The Dodgers last-chance top of the ninth began with Gomez striking out Furillo. Roseboro grounded out and pinch-hitter Jim Gilliam walked. A single by Cimoli put runners at first and second, but Reese took a called third strike to end the game.
Cepeda’s and Spencer’s home runs were the only extra-base hits in the game. In the loss for Los Angeles, Charlie Neal and Dick Gray each had two hits.
Gomez got the complete-game win, allowing six hits, while walking six and striking out six. Drysdale took the loss, lasting just 3⅔ innings. Don Bessent went 2⅓ innings before being relieved by Negray, who finished out the game for the Dodgers. “The embarrassment of being shut out on opening day — and in a new city — really hit hard,” wrote a Bay Area sportswriter.2
The Los Angeles Times noted, “The only Dodger to get the ball out of the infield was Pee Wee Reese — and Mr. Mays gobbled up that drive with a nice catch in the fifth inning.”3
Mays was excited about the catch. “‘It’s like the World Series,’ [he said, imitating] the broad grins adorning the faces of fans after his triumphant catch.”4 San Francisco manager Bill Rigney was ecstatic in his praise of the three Giants playing in their first major-league game, Cepeda, Davenport, and Kirkland. “How about that,” Rigney exclaimed as he talked about the play of his three rookie ballplayers.5
The papers were generous with praise for the Giants and notes of sadness from the Dodgers. The one bright note for the Dodgers had come before the game from former catcher Roy Campanella. The Dodgers catcher, who was seriously injured in an automobile crash in January, said in a note to his Dodgers teammates: “Although I am unable to be there, I am still with you. Here’s hoping today’s game will start a great team off to a most successful season — Campy.”6
The Dodgers got their revenge the next day, beating the Giants 13-1, and two days later they won their home opener against the Giants, 6-5. The Giants finished their inaugural season in third place, while the Dodgers finished seventh.

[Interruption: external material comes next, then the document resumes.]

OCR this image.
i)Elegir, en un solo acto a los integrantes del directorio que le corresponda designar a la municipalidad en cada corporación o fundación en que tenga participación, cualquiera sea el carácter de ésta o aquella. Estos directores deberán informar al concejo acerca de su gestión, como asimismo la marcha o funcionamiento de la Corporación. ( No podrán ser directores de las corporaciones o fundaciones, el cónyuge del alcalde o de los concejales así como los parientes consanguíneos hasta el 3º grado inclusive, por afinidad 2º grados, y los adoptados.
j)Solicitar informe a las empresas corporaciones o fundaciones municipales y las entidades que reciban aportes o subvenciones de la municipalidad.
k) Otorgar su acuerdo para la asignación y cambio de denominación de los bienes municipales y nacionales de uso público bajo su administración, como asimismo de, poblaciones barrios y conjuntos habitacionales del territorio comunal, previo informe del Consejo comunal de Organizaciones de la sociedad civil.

In addition to the articles cited in the Notes, the author consulted the Baseball-Reference.com and Retrosheet.org websites.
1 Frank Finch, “S.F. Beats Dodgers in First Game,” Los Angeles Times, April 16,1958: 1.
2 Bob Brachman, “Sad Dodgers Moan Over Tricky Gomez Screwball,” San Francisco Examiner, April 16,1958: 31.
3 “Don Drysdale Chased in the Fourth,” Los Angeles Times, April 16, 1958: 61.
4 Don Selby, “Mays, Rube, Rookie Trio Earn Rig’s Praise,” San Francisco Examiner, April 16, 1958: 37.
6 “Campy Sends Greetings to Dodgers,” Los Angeles Times, April 16, 1958: 62.